Many years ago, during my Paris Review days, I was in the anteroom of some bank, waiting for a colleague to get some money, when I struck up a conversation with someone else similarly tasked. I don’t remember what we talked about, just that we shared the respite and malaise of being powerless because the person who waits is always powerless, and, in my case, the colleague was more like a boss, and in the stranger’s case, well, I don’t know. I’m a fiction writer and am very tempted to make something up, but I will refrain (though the old me would have made up something awesome, passed it off as truth, and then forgotten whom I told what only to find myself laughing and nodding politely when regaled with my own experiences years later).

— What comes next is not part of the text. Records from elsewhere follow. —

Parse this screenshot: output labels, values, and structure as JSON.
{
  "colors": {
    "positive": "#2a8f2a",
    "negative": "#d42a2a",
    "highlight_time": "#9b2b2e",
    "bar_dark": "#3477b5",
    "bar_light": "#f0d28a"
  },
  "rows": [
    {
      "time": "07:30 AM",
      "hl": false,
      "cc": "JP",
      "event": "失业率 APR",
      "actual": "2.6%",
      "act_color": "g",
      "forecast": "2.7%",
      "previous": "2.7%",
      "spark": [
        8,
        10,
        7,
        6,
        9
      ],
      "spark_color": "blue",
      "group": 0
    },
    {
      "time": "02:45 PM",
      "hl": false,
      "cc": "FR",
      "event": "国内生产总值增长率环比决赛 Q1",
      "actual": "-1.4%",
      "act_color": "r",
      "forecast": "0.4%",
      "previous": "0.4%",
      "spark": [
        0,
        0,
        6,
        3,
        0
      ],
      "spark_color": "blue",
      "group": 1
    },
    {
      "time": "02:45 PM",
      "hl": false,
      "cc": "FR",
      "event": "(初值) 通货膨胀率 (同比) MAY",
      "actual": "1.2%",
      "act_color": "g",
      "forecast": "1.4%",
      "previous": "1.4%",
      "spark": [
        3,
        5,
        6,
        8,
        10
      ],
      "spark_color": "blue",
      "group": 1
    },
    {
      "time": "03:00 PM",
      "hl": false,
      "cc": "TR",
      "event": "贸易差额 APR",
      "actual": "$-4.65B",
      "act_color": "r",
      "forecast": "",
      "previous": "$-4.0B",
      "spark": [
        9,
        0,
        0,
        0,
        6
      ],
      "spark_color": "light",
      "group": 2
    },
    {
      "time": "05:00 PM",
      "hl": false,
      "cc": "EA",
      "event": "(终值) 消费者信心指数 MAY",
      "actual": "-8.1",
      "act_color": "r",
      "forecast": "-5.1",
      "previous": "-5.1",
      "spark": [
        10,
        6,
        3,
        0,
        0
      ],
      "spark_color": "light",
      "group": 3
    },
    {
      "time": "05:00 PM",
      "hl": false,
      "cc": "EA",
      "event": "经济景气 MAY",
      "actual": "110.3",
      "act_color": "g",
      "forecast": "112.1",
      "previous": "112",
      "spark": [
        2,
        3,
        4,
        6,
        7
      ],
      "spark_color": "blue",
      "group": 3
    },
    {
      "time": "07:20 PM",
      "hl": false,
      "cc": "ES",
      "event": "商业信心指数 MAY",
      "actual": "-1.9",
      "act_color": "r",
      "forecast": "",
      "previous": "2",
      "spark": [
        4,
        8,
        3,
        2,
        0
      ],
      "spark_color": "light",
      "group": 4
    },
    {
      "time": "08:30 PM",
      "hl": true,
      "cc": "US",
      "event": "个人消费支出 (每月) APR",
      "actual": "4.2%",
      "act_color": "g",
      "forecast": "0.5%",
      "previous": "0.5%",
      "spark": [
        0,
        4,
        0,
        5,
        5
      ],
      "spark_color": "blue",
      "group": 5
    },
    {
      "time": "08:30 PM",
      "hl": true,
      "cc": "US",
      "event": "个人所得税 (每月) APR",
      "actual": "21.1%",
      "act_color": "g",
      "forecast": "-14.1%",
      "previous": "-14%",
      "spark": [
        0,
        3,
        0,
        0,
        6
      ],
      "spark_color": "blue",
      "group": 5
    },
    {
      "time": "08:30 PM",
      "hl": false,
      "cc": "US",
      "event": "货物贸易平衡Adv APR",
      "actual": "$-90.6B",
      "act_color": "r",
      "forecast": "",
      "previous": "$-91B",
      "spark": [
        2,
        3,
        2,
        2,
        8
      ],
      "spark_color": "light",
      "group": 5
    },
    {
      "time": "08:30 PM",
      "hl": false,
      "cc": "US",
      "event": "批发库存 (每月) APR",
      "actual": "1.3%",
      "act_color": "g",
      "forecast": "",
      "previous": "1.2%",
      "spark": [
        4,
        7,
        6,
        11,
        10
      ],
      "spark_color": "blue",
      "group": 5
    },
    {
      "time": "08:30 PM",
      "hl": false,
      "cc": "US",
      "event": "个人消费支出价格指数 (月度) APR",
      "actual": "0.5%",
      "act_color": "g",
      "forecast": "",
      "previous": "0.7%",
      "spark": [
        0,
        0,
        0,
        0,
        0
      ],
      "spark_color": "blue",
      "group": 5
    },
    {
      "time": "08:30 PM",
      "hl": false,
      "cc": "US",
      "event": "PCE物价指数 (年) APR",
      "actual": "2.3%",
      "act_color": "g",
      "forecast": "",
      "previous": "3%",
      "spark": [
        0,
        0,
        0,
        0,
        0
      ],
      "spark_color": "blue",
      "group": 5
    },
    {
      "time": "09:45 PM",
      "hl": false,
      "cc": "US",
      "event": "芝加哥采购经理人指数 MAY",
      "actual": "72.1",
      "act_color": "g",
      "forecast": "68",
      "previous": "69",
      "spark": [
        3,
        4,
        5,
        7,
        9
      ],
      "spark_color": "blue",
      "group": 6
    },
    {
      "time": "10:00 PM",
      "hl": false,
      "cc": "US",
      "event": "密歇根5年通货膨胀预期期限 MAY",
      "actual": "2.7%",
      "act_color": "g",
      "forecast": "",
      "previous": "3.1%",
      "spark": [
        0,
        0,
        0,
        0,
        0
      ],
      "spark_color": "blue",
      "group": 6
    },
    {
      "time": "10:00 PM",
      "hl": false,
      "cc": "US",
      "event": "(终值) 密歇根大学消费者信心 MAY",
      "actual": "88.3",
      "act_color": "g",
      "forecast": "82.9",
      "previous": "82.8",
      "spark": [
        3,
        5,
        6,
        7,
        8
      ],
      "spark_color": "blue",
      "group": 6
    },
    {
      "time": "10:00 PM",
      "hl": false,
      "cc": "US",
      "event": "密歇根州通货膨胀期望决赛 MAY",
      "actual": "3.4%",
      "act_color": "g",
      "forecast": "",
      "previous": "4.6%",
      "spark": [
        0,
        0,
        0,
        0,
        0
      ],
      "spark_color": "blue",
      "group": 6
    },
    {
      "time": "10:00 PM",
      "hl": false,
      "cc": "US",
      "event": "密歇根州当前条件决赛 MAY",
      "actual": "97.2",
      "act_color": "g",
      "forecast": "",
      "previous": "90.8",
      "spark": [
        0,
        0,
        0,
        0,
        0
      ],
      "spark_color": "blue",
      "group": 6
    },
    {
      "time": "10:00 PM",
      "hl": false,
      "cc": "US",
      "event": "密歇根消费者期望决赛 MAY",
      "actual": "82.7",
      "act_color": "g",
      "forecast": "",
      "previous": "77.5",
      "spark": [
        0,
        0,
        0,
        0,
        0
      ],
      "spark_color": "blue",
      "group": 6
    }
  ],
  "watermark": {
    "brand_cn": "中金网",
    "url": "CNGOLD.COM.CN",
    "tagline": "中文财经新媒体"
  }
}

Anyway, when my boss-colleague came out, the look on his face was unmistakable. He was disgusted! He wanted to know why I’d been talking to a stranger, and was genuinely appalled to find out strangers were my bread and butter. I’m not gonna say anything trite about it being easier to talk to strangers than loved ones (did you see what I just did there?), or that eschewing the casual waterways of humanity is fucked up (did it again!), but I will say that until that moment, it never occurred to me that extroversion could be offensive. Enviable, yes. But offensive? Yes, of course offensive, if coupled with nonchalance and the pretense of confession (I’m pretty sure I’ll say anything to anyone, and still feel like no one knows me). But offensive at the bank? I bring this up because my daughter often cannot understand why I talk to strangers, and because I can’t tell her it’s because I have NO ONE ELSE TO TALK TO, I figured it might be worth interrogating the habit.
So: why do this. Why broker connections all day long? I want to table the obvious (loneliness! human nature! isolation brought on by this hideous pandemic!) and try to find a more compelling reason that maybe has to do with trying to stay alive or know you’re alive. Although I suppose these are all the same thing, really—the tethers and all that.
This is banal.
And yet in light of the siege on the Capitol and the cognitive dissonance necessarily being experienced by all these—nuts? cult members? terrorists?—one has to wonder if maybe we’re really not talking about extroversion vs introversion but globalism vs exceptionalism; panoply vs monopoly, and so on.
I drank the Kool-Aid last night like so many of you. Of us. All that talk about unity and hope. Better days. A new dawn. Amanda Gorman, who lit it up. Be the light! Okay, so what does that mean for a liberal ensconced in a liberal enclave? What does it mean for the more shy and closed-in among us? Do we all need to try a little harder to meet each other halfway at the bank? Are casual exchanges the DNA of a new day? (My inner Gorman riseth.) Well, I don’t know. To be honest, I feel a little hungover here, folks. Strung-out with joy and fear, both. And maybe just a little more chatty than usual.